TROOP: Both the música llanera and all the musical traditions [and] folk traditions of Venezuela, there’s this vibe, how people will abandon real life, their jobs and their domiciles, to congregate for a week at a time for folk music festivals. That’s one similarity; they do that down there just like we do it up here. Another similarity between música llanera, which is the music of the plains region shared between Venezuela and Colombia, a similarity between música llanera and Appalachian music is that it’s all strings. I learned how to play the banjo, the fiddle, the guitar, the mandolin, the instruments you would play in bluegrass, but Larry learned the música llanera instruments: the harp, the quattro, the bass and the maracas. There’s a lot of similarities.
BELLORÍN: Both of these musical traditions are pretty rustic. They come out of the soul. They’re very rural art forms. You play this music in open spaces within nature and it’s similar in both cultures how people get together and make music in the natural world. A lot of music that comes out of those traditions is poetry of the natural world: sunsets and sitting by a river, how the wind reminds you of something in your distant past. Nature is animated and that is what fuels the traditional songs, that imagery.
What do you see the role of contemporary folk music — across languages, cultures and borders — as being?
BELLORÍN: One of the principal things you can do is to maintain the idiosyncrasies and the identities of our places of origin, of our pueblos. It does what folk traditions have always done, but it’s more important when everything is so corporatized. It’s easy for these beautiful musical ideas to be swallowed up, forgotten.

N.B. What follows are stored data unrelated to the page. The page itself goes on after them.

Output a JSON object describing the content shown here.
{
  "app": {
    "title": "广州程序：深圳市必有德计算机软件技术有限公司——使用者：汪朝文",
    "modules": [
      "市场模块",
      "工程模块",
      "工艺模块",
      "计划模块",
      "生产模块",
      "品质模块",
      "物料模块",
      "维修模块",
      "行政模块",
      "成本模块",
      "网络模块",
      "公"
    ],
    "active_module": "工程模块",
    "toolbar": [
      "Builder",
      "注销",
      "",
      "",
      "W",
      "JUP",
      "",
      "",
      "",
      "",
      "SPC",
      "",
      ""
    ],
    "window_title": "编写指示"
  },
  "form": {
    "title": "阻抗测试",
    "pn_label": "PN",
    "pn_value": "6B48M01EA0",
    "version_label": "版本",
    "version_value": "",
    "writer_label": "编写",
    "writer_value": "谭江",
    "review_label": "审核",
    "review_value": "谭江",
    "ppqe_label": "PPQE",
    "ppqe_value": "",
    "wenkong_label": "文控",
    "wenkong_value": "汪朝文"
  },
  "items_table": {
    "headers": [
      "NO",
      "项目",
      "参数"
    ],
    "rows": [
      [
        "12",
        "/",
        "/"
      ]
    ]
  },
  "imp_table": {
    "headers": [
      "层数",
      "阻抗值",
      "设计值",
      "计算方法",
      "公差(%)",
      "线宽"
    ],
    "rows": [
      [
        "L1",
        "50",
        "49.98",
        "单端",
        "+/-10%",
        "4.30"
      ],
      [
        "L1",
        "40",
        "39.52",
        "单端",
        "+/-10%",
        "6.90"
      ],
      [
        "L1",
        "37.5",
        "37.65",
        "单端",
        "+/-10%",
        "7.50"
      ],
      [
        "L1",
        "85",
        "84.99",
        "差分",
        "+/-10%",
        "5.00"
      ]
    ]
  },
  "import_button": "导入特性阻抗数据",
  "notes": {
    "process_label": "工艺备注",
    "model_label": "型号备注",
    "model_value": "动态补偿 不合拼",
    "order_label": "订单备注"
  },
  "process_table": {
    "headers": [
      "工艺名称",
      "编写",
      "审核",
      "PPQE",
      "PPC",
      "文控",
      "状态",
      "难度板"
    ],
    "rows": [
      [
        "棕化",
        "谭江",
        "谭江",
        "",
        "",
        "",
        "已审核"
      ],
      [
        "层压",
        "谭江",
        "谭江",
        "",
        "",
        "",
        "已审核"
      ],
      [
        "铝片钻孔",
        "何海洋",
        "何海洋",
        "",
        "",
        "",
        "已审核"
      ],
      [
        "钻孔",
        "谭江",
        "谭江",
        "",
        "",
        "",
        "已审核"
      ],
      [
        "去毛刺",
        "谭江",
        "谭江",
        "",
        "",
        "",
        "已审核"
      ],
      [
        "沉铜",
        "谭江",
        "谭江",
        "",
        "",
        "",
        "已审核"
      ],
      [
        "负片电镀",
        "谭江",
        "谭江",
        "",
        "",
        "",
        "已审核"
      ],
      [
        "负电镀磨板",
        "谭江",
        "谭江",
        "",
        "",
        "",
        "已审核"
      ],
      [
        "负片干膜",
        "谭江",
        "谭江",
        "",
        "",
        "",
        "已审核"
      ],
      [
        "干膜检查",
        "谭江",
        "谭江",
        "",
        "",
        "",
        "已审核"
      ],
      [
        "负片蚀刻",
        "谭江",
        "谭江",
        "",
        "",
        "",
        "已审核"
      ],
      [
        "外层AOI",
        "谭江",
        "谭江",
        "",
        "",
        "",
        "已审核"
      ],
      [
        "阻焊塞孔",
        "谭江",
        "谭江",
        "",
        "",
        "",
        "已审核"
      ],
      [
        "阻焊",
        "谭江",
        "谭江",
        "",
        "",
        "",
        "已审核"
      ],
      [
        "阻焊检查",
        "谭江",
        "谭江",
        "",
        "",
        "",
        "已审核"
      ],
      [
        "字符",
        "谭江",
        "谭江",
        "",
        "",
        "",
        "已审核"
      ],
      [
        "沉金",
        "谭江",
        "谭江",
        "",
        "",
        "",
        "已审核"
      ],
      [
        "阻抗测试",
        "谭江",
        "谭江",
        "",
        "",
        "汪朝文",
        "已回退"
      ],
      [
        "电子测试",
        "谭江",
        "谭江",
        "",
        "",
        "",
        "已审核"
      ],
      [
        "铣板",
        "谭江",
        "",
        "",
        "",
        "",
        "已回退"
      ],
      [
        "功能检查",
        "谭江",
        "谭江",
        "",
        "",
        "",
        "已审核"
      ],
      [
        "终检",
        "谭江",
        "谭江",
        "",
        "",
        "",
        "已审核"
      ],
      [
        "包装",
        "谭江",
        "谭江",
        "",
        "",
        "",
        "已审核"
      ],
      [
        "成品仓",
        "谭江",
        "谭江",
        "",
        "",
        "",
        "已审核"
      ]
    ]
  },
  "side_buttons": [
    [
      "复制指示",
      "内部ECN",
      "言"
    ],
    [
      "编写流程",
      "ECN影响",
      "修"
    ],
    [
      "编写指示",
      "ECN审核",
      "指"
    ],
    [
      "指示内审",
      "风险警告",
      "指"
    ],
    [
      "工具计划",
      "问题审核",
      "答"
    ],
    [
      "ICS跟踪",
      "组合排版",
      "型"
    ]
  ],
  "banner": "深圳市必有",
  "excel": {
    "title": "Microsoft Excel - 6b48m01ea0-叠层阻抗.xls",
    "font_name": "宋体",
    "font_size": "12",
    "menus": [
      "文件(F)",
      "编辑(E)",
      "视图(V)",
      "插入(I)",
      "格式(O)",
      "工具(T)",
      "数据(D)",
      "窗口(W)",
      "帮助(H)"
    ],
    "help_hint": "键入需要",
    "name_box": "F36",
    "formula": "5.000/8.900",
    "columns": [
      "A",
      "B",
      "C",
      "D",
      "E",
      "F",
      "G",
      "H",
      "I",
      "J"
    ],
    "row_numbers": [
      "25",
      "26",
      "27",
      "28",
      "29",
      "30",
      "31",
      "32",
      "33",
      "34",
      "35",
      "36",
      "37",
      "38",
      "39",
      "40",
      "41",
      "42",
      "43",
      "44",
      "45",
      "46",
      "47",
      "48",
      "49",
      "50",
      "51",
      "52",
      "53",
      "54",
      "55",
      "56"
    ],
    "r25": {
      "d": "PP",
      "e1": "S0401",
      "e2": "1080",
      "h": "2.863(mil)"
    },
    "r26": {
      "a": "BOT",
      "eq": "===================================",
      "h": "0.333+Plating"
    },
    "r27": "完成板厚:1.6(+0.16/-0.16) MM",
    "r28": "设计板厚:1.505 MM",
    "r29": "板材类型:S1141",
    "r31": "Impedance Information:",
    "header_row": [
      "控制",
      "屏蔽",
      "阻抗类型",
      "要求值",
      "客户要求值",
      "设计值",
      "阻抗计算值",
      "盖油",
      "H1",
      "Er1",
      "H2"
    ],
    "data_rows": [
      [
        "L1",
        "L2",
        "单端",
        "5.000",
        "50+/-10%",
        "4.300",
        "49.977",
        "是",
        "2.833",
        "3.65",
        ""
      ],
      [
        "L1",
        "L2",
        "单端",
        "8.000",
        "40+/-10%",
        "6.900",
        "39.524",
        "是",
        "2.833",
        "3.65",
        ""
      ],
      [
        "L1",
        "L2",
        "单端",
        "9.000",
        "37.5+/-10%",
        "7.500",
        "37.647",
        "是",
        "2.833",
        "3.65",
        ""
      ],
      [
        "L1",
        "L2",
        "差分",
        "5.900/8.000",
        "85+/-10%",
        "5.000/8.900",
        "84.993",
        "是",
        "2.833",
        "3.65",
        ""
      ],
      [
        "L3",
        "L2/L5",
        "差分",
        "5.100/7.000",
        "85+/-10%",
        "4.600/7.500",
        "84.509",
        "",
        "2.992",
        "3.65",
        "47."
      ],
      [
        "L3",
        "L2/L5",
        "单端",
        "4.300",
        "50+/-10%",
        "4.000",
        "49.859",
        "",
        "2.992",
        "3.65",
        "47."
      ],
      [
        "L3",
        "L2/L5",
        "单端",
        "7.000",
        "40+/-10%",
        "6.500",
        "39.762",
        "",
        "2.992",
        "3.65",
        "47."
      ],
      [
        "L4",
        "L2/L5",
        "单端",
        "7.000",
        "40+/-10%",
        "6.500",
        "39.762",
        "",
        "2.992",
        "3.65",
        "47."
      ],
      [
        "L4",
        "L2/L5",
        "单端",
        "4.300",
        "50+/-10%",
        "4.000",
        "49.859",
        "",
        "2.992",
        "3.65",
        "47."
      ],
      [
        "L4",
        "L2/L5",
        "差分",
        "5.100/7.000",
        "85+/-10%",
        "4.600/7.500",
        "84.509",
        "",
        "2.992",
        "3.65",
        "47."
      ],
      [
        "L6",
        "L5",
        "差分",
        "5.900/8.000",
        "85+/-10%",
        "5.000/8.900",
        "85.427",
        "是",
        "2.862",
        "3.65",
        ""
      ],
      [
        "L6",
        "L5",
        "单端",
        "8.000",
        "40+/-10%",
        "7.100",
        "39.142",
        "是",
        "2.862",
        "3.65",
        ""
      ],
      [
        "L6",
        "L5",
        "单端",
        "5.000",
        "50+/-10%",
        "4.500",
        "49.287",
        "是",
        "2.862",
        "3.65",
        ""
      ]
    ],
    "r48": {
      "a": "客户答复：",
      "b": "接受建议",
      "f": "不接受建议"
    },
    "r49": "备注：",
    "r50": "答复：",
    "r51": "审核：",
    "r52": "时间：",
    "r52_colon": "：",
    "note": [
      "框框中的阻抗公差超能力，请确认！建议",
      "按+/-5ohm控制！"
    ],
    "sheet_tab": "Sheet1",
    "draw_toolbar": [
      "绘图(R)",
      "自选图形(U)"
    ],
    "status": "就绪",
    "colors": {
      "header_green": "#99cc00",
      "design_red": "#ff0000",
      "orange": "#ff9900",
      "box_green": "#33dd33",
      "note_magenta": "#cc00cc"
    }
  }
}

TROOP: It can be very symbolic because you’d associate traditional folk music with rural identity, but it’s also very cosmopolitan and worldly. It can inspire grassroots organizing and regional-focused mindsets, which incorporates all of the traditions which make it in those regions. Contemporary folk music should express the globalized reality that we live in, that’s what we’re saying. The music of North Carolina is Larry & Joe; it’s not just bluegrass because they play joropo in North Carolina. Honestly, it feels just like folk music — that’s all it is — but it is a commentary on how the notion of folk music has to exist within a contemporary lens.
That’s really interesting. What’s your favorite thing about the partnership that the two of you have created?
TROOP: I like that we can learn from each other so much, and as we travel around, expose each other to such beautiful musical traditions that we had no access to if not for this friendship.
BELLORÍN: We created something that can be shared between folk traditions.
TROOP: It opens the possibility for people to share with one another as a result of having heard what we do. Hopefully, other people will do the same thing. We’re basically the result of having listened to people who did it before us, so we’re along that line of musicians from different places who decided to collaborate. We’re not the first or the last, but it’s nice to be a part of that continuum of this ‘music has no borders’ phenomenon, which is so great about art. Especially now, with all the tensions that exist in the world, music can, in some way, challenge the prejudices that are so widespread and bring it down to the Earth for a second.
You’re en route to play Nelsonville Music Festival. Is there anything that you want attendees of the festival to know about you or about your music ahead of the festival?
BELLORÍN: We are a group that shows the power of integration.
TROOP: We can show the joy of cross-cultural collaboration. People that come to see our show can expect a mix of music, storytelling and dance, and that’s a powerful cocktail for healing and for joy.